In Saturday's Tuggeranong Parkrun 5k I placed 49th with a time of 23:32. I was happy with my race and the time, even though it was only 9 seconds faster than my best 5k time for the year. During the run I felt like I was moving well and I finished strongly (apart from the final 200 metres where Judy and Amy flew by in a blur). This week I backed off the mileage with the purpose of having a 'recovery' week, running 66 km instead of my usual 90 or thereabouts. During an easy 7k lunchtime run on Friday my legs felt tired and ordinary so I was lacking excited anticipation for Saturday morning's race. I hoped to at least have a good tempo run as I completed an exceedingly short (1 km) warm-up, not even bothering to run some strides.
I started about 5 rows back in the chute and my Garmin showed 3s to reach the start line. Being a long weekend in Canberra, numbers were down and I wasn't impeded at all by fast starting runners who slow down after 200 metres of furious sprinting. I overtook Jimmy unusually early (well before 500m) and was running with Sophie through 1k (4:54). She then surged a bit and would end up running 22:55. Surprisingly, my legs were feeling quite good! I followed Judy (running with Amy) to the turn and on the way back, overtook them just before the 3k marker — 4:39 for the second km, 4:43 for the third. I was generally maintaining my position in the field or passing runners (always a good sign). Crossing the footbridge, I was closing on Geoff W (M65) and I covered the 4th km in 4:47. Thought I'd be safely under 24 minutes (yes, I glanced at the Garmin at 4k — something I rarely do) and ran hard past Maccas, overtaking Geoff. I was hurting in the last kilometre (my split would be 4:29) but still sprinted off the little hill into the parkland finish.
On the face of it, 23:32 is a long way off my year's goal of 22:45, but I think I can get there!

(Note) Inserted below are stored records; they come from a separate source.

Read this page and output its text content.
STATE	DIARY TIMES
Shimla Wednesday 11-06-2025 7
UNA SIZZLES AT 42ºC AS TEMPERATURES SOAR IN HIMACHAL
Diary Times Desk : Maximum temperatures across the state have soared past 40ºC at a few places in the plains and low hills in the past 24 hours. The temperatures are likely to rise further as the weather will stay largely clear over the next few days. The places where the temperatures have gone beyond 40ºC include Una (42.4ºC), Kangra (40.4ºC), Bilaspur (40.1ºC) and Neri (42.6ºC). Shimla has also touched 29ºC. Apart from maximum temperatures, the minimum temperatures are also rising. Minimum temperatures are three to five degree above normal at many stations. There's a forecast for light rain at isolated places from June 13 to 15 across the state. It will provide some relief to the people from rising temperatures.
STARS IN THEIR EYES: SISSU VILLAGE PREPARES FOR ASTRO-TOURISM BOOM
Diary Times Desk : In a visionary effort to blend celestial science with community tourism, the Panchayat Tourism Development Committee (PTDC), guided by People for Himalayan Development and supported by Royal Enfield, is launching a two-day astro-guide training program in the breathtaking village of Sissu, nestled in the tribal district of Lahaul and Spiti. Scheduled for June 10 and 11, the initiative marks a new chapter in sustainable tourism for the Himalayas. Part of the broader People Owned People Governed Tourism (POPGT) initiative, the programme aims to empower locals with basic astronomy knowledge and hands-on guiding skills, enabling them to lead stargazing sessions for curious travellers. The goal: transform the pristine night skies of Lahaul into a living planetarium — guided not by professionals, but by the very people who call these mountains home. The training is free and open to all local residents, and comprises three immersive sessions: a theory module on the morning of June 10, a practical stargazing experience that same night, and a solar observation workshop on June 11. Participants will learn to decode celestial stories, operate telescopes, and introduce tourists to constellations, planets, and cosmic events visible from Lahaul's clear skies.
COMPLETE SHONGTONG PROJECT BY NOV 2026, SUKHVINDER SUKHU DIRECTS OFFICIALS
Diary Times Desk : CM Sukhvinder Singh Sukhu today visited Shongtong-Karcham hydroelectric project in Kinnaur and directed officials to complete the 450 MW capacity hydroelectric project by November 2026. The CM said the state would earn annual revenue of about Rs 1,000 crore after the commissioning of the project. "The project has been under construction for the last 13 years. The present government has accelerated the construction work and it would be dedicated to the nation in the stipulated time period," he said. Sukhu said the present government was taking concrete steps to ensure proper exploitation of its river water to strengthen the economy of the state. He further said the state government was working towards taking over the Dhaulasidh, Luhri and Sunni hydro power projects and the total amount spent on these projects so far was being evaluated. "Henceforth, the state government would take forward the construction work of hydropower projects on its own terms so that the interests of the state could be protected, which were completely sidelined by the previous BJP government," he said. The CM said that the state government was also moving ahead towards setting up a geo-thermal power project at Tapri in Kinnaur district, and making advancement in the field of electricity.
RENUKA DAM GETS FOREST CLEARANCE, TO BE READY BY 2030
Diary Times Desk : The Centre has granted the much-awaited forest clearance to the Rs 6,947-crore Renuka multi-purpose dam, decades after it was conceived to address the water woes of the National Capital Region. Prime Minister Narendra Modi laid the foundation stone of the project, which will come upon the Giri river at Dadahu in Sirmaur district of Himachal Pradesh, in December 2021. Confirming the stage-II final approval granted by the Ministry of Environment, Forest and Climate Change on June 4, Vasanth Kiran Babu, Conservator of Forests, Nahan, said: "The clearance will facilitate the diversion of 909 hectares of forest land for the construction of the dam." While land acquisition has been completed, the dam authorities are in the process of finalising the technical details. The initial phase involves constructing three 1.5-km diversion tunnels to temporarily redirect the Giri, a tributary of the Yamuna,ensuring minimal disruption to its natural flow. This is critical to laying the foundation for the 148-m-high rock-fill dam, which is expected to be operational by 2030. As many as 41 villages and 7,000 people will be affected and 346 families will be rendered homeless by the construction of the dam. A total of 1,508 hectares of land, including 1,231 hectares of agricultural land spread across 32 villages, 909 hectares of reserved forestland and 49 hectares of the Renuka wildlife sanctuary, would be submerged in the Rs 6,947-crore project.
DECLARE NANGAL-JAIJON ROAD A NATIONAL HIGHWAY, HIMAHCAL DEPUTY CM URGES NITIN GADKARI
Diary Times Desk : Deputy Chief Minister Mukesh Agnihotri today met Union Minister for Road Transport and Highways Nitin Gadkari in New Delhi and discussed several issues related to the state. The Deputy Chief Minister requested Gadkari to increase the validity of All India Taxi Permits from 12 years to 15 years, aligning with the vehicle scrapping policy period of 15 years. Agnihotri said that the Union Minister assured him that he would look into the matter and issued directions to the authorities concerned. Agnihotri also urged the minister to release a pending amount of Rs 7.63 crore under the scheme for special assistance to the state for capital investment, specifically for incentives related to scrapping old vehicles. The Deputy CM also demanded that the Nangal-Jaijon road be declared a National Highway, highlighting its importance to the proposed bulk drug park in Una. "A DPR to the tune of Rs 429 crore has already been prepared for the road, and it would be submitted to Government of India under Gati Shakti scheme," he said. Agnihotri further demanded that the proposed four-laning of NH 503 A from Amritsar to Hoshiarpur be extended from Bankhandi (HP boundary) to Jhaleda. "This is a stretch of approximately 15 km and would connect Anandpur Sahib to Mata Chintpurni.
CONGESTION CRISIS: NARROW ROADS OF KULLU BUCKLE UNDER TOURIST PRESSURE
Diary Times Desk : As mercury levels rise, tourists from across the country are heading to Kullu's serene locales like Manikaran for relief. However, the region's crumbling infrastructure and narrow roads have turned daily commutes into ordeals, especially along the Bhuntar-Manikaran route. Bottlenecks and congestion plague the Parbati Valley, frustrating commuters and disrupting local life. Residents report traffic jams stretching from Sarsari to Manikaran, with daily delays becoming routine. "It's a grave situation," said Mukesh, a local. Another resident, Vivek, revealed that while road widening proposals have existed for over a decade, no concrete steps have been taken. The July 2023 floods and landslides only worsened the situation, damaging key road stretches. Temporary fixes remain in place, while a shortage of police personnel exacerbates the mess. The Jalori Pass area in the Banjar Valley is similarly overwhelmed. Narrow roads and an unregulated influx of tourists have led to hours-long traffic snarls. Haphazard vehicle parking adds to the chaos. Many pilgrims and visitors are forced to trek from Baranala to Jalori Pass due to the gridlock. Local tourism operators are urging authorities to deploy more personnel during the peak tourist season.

Racing off to a slightly faster start, say 4:40 through 1 kilometre, would be worth 15 seconds. There's also a gain to be made by lengthening my 'old man's shuffle' stride by running more regular 'strides' sessions and perhaps introducing some controlled interval work into the mix. That's the plan. My only other problem at the moment (no injury niggles — yea!) is day-to-day recovery. Our long hot summer has been very unhelpful to recovery! With the change of seasons, that will improve.